Then let us consider the embarkation of the Pilgrim Fathers from Holland, where they had sought asylum from the rigid conformity enforced by reformed England. Finding themselves no better off in the republic, which had emancipated itself, simultaneously, from Spain and Rome, the Pilgrim Fathers shook the dust of the old world from their feet and sought a new hemisphere. Surely in the primeval forests men might hope to interpret Scripture and serve God each according to his own lights. Not so. No sooner were the camp fires lighted, and the barest necessities of life provided for, than we find a theocracy of the most hard and fast type established by the Argonauts of the Golden Fleece of religious toleration. A veritable office of the Holy Inquisition was instituted “to search out and deliver to the law” all who “dared to set up any other exercises than what authority hath set up.” While it was gravely affirmed that “these cases were not a matter of conscience, but of a civil nature,” Sir John Saltonstall wrote from England to the first Puritan Grand Inquisitors, Wilson and Cotton, remonstrating “at the things reported daily of your tyranny, as that you fine, whip, and imprison men for their consciences.”

The acts of the Inquisition dwindle into insignificance if we place in the other balance the excesses committed, and the penal laws enacted from 1530 to 1829 against Dissenters and against English Roman Catholics in England. The Toleration Act of William and Mary, 1701, relieved Protestant “Recusants,” but the penal laws against Catholics were maintained till 1829, though many had fallen into desuetude. The principal were: For hearing Mass a fine of 66 pounds and one year’s imprisonment; they were debarred from inheriting or purchasing lands; they could hold no office nor bring any action in law; they could not teach under pain of perpetual imprisonment; they could not travel five miles without a licence, nor appear within ten miles of London under penalty of 100 pounds; while the universities were closed against them by test acts. Catholics having been thus deprived of all means of obtaining a liberal education and raising their voice on behalf of the truth, Protestant writers, since three hundred years, have been able to travesty and misrepresent, unchallenged, all the facts connected with the Reformation.

In France Louis XIV persecuted the Huguenots in virtue of the Cujus regio ejus religio (Whose the kingdom his the religion), and in spite of the protests of Innocent XI, who instructed his legate d’Adda to beg James II to intercede for them, declaring that “men must be led, not dragged to the altar.”

The German, Swiss, and Scandinavian rulers made, modified, and changed the religion of their subjects at will. Of the intolerance of the Calvanistic Republic of Geneva less said the better. Oppenheim, often pawned by its needy electors, is said to have changed its form of Protestantism fifteen times in twenty-one years. In Denmark, where Lutheranism was paramount and unadulterated, we find, writes Dollinger, “that the nobility made use of the Reformation to appropriate not only the Church lands, but that owned by the peasants.” “A dog-like servitude weighs down the Danish peasants, and the citizens, deprived of all representative power, groan under oppressive burdens” (Geshicte von Rugen, p. 294, quoted by Dollinger).

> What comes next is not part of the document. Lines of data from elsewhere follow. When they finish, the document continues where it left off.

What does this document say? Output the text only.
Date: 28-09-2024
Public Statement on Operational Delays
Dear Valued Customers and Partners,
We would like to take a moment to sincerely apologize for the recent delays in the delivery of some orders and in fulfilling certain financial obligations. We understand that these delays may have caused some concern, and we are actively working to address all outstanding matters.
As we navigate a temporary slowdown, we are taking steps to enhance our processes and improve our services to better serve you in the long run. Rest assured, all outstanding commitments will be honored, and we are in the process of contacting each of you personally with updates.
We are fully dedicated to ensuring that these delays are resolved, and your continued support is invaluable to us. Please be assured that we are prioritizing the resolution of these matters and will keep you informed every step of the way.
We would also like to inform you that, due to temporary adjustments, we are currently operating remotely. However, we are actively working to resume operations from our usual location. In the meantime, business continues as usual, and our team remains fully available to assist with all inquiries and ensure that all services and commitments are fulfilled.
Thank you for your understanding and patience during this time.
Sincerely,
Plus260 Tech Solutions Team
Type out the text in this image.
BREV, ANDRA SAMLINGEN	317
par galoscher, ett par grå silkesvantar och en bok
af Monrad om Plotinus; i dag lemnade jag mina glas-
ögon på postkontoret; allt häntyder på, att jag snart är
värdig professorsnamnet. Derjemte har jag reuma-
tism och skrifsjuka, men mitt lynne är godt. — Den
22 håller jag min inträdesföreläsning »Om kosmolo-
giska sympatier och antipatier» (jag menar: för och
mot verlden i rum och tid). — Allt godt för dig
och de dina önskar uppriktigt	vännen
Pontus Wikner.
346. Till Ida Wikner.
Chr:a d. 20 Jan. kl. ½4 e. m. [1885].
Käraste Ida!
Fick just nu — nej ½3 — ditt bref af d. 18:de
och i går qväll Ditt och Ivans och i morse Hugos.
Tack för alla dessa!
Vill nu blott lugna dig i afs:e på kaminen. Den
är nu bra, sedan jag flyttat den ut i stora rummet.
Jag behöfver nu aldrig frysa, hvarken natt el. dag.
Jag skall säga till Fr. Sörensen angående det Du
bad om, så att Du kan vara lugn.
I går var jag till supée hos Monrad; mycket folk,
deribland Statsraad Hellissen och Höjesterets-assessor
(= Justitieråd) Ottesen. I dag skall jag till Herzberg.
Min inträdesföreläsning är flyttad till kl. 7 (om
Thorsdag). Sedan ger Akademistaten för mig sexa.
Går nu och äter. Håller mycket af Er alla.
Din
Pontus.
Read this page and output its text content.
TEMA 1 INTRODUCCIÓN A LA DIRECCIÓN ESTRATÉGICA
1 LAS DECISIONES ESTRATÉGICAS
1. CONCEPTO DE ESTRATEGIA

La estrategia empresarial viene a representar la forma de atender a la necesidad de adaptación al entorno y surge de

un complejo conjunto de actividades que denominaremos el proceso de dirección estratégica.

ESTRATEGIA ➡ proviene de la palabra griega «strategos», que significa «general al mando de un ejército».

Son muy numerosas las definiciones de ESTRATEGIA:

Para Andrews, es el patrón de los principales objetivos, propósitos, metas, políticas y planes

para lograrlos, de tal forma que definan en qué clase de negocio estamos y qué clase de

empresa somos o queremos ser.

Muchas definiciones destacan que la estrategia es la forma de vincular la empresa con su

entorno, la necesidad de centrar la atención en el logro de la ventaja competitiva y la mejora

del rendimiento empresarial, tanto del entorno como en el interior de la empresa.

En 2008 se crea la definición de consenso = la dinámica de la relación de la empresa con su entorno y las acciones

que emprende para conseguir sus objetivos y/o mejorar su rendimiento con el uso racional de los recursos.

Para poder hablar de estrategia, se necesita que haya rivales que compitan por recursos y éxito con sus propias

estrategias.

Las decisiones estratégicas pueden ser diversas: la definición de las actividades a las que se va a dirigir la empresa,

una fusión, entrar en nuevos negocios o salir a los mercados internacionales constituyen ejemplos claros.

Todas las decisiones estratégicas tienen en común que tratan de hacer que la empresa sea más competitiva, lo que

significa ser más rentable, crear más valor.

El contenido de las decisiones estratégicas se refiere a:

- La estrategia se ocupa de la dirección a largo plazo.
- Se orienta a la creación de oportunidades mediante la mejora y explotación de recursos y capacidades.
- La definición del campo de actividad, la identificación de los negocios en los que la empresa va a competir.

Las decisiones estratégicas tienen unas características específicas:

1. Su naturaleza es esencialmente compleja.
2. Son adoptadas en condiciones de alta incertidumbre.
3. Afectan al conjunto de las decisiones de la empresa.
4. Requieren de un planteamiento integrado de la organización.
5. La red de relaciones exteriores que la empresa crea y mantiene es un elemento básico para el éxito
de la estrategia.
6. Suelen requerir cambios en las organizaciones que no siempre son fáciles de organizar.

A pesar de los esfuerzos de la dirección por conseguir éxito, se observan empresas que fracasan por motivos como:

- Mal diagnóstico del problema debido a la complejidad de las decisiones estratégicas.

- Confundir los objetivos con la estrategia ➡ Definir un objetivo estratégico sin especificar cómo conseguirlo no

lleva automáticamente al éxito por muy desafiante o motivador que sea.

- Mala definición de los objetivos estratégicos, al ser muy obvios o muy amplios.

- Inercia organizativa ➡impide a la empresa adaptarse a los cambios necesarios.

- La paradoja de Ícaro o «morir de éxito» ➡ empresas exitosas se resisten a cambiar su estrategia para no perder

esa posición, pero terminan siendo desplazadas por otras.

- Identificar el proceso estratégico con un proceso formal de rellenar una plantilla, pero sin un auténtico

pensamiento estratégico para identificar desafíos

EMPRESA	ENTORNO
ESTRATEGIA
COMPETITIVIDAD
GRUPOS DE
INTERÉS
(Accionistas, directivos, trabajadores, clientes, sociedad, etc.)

“The dwellers on the great estates of the Church were now obliged to exchange the mild rule of the clergy for the oppressive rule of the nobility,” writes Allen, page 313. “By these laws and enforced compacts the spoliation and the degradation of once free peasants were accomplished.” In 1702 Frederick IX abolished slavery, but glebe serfdom, as in Russia, continued till 1804. Until 1766 the education of the people stood at the lowest grade, and it was not till 1804 that freedom was conferred on 20,000 families who had been in a state of serfdom since the Reformation.

In Sweden we find the great Protestant hero, Gustavus Vasa, appropriating all the commonage lands of the villages, and even the weirs, the mines, and all uncultivated lands. Gustavus was, of course, obliged to share the spoils with his henchmen, whose rule was even more oppressive, and the peasants became wholly impoverished and degraded.

In Germany we find the same record of spoliation and oppression of the peasantry, whose rights there was none to defend since bishops no longer sat in the Diet. In 1663, 1646, 1654, the personal liberty of the peasants was progressively annihilated. “Then was forged that slave chain,” writes Boll, “which our peasantry have had to drag within a few decades of the present day” (Mecklenburg Geschichte). In 1820 this glebe serfdom was abolished by the Grand Duke.

In Pomerania, united with Brandenburg since the Reformation, Protestantism was paramount already in 1534, and the fate of the peasantry was the same. The oppression was so intolerable that even those whose farms had not been appropriated or turned into grazing grounds, as in Ireland, fled the country. In the peasant ordinance of 1616 they were declared “serfs without any civil rights,” and preachers were compelled to denounce fugitives from the pulpit.

The Elector of Brandenburg, it will be recalled, was the first to abjure Catholicism, and founded what became in 1701 the Prussian monarchy.

There was no general Diet since 1656. The Estates no longer met, and the rulers imposed taxes at their will. Peasants fled to Poland, or became mendicant vagrants or brigands.